Autism Behavior Checklist

There are several behavioral signs of autism that parents may observe while spending time with their child.  It is important to remember that each child is different; therefore, may exhibit one, some or all of the behaviors described.

Behaviors can be self-stimulating (i.e. flapping, spinning, etc.) or simply part of a daily routine (i.e. getting dressed must occur in the same sequence every day).  The child may engage in these behaviors because he finds them intriguing or simply because that is the only way he knows to react to a situation.

For a child with autism, behaviors can be as specific as the routines he has for himself.  He thrives on routine and nearly demands structure in his world.  Parents may find that their child seems distant and appears to have difficulty playing with others.  However, the truth may be that the child does not “see” the likeness in himself to other children and therefore does not understand or know how to engage in play with them.

Children with autism may have a reduced sensitivity to pain, but a heightened sense of touch and sound.  They may enjoy the feeling of a tickle, but be absolutely opposed to someone combing their hair.  The child may only enjoy being held by a parent on his own terms and may not seek “comfort” during those times, but rather the physical feeling of the embrace.

Playing with toys in a traditional sense is also complicated for children with autism.  They may spend hours lining up their toys, but never actually play appropriately with them.  It can also be very upsetting to the child when their toys have been disturbed or placed out of order.  It is common for a child with autism to only spin the wheels on a toy car or move a ball back and forth for a period of time.  They may also find non-toy items more interesting that toy items (i.e. clothing tags, movie cases, ink pens).

Children with autism frequently have difficulty taking turns.
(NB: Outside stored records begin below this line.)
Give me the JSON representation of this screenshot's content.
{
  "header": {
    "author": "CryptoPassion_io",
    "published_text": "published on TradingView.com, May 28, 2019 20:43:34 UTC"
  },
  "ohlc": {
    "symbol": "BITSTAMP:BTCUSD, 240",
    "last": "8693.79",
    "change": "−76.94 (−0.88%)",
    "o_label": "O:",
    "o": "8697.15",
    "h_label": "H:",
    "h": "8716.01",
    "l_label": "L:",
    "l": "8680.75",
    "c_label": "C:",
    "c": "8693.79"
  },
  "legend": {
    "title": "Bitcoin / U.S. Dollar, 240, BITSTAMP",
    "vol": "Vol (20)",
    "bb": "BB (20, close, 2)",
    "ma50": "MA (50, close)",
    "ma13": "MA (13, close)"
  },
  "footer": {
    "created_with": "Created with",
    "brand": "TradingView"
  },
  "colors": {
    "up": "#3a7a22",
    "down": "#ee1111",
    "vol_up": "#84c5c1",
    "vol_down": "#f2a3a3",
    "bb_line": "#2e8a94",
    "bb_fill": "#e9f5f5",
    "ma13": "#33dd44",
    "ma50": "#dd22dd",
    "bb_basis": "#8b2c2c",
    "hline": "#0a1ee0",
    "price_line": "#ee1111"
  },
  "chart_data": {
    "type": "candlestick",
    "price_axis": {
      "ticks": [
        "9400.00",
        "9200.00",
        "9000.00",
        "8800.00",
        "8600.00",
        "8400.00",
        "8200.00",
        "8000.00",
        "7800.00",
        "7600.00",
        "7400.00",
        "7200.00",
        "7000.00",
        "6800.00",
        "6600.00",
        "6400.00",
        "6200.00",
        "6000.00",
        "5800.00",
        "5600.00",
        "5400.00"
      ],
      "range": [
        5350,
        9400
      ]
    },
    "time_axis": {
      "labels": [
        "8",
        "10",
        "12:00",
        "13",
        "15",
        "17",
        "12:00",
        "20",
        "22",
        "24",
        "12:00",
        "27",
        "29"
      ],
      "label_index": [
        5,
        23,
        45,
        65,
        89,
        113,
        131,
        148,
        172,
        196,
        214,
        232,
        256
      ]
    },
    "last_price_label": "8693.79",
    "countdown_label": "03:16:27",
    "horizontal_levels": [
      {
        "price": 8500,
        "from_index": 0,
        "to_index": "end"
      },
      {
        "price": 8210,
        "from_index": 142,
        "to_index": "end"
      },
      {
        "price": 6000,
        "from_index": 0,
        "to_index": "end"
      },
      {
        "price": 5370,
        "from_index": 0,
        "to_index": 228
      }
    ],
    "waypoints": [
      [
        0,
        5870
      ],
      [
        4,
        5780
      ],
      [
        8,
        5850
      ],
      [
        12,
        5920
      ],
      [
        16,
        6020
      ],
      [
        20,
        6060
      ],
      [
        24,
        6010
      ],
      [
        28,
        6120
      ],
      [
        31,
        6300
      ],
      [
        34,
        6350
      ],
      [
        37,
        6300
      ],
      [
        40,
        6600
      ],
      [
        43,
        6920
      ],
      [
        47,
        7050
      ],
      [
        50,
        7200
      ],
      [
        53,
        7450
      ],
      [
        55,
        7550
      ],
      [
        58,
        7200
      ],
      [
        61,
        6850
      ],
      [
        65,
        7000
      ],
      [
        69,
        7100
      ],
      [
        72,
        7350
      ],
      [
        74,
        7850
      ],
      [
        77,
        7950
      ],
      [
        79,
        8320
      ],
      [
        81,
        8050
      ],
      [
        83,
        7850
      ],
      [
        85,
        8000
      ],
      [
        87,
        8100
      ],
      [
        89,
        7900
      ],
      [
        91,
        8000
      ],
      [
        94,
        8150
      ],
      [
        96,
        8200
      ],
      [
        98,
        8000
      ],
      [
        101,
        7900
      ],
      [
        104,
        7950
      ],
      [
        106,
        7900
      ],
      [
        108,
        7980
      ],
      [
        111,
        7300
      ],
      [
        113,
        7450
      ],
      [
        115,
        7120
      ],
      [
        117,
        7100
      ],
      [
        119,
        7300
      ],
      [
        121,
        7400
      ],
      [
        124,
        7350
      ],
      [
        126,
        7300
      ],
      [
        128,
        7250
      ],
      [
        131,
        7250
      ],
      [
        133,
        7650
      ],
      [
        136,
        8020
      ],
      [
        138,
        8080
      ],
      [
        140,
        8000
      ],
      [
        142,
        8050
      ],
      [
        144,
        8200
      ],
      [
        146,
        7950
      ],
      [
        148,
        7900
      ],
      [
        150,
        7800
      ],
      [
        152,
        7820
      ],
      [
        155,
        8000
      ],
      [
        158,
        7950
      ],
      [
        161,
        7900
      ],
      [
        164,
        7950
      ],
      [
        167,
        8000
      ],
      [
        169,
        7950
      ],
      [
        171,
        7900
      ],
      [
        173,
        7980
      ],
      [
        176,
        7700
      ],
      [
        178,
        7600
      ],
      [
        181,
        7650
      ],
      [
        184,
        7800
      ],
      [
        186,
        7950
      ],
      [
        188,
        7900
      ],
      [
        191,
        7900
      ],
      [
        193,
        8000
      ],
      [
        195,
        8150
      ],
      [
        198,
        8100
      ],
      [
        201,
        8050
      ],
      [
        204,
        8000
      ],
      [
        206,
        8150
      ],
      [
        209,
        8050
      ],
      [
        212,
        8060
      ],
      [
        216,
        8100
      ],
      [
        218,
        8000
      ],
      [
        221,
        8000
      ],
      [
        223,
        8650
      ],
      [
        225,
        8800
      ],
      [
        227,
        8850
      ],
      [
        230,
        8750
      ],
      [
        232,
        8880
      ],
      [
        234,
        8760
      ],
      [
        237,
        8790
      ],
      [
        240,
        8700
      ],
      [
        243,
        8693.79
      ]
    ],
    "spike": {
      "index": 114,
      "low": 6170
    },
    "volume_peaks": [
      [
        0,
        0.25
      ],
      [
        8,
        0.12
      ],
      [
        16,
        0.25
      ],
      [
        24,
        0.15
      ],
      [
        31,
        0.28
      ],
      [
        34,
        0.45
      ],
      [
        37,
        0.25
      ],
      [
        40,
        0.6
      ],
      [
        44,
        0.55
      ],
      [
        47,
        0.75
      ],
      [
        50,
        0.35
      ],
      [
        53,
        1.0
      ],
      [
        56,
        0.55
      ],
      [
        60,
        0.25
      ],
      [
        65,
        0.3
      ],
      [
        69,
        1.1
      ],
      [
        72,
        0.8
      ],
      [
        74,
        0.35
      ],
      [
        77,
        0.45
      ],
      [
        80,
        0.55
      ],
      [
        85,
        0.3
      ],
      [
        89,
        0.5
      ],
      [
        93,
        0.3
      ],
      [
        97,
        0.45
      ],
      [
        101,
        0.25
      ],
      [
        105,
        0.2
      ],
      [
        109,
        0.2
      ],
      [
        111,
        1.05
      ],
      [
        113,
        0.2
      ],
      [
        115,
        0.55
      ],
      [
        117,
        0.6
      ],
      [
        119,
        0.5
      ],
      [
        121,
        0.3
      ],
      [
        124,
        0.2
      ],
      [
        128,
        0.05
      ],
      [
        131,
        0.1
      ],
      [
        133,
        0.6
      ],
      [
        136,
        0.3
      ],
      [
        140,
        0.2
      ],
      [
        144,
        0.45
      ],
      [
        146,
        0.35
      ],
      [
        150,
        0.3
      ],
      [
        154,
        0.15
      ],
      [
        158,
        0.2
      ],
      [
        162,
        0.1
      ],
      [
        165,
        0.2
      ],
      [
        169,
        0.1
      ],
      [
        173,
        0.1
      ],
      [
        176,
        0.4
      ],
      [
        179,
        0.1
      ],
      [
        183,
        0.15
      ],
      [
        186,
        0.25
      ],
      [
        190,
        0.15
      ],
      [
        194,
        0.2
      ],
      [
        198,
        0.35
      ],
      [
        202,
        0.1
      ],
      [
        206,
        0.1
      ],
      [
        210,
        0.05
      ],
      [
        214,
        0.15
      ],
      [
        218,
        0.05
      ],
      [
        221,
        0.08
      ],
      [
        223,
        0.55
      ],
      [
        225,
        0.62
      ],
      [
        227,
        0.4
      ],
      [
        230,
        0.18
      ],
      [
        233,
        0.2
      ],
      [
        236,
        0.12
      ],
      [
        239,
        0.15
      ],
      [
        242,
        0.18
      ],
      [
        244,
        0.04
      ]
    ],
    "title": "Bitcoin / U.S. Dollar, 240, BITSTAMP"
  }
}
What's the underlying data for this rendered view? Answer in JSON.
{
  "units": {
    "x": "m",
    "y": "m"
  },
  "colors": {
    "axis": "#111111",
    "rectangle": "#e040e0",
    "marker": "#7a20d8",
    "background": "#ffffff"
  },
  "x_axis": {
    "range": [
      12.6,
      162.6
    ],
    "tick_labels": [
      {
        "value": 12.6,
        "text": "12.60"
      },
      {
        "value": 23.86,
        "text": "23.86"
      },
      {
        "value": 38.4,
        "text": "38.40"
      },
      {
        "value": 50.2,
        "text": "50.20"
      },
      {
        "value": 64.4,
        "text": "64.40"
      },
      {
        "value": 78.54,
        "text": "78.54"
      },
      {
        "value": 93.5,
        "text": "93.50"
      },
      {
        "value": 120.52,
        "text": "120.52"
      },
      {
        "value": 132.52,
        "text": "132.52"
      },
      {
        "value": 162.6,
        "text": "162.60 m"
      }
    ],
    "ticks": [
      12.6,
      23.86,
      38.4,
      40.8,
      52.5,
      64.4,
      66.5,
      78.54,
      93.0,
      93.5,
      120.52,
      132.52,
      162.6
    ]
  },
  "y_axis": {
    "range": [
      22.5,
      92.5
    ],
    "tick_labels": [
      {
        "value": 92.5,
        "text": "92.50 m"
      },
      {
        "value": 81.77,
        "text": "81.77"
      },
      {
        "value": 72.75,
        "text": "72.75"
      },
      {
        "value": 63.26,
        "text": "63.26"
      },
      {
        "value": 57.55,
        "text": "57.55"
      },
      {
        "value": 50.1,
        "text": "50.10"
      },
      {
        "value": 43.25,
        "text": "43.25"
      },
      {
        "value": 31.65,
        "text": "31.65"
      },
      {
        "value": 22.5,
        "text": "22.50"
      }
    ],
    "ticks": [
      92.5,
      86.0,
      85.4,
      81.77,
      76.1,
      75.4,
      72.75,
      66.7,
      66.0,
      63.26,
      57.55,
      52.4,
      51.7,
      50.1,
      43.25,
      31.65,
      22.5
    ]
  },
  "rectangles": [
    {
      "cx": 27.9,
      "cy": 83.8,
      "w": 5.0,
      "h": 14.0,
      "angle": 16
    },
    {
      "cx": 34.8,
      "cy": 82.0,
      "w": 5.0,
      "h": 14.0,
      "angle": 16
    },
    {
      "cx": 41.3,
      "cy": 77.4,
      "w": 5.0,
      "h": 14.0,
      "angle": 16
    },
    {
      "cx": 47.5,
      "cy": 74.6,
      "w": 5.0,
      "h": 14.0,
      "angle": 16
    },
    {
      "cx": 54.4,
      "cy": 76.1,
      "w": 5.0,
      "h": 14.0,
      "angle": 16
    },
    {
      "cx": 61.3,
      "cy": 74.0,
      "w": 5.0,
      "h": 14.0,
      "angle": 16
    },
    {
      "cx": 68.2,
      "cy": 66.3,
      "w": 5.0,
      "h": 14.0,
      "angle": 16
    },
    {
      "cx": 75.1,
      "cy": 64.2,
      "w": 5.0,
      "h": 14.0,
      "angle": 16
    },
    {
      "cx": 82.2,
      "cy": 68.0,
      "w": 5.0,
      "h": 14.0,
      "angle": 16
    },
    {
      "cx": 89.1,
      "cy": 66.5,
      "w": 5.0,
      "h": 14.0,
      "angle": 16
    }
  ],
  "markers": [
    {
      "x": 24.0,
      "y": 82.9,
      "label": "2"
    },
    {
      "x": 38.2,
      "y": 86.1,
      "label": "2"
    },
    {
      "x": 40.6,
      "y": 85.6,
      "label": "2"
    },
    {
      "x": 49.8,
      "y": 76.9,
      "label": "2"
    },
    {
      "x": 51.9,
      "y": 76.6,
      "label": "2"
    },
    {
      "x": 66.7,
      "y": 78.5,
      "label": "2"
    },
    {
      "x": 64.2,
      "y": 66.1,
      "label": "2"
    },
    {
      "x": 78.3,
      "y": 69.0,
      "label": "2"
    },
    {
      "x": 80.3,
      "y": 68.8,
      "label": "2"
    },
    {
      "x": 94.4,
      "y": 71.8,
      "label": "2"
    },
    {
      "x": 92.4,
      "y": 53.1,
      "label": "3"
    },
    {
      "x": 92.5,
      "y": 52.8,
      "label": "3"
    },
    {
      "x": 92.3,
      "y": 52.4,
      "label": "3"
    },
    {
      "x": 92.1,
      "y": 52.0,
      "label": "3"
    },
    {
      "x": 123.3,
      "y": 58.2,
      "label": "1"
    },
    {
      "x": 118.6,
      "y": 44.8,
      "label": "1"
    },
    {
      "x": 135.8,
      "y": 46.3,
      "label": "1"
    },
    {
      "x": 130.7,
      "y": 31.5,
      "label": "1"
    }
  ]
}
They easily become very attached to particular objects, and find sharing a challenge.  It often seems that they are indifferent to social interaction, thus social skills are a main area of deficit for these children.

Maintaining structure is a priority in an autistic child’s world.  He can often exhibit behavior difficulties if his daily activities deviate from their normal pattern.  He thrives on routine and finds life a much easier task when his world is one of predictability and understanding.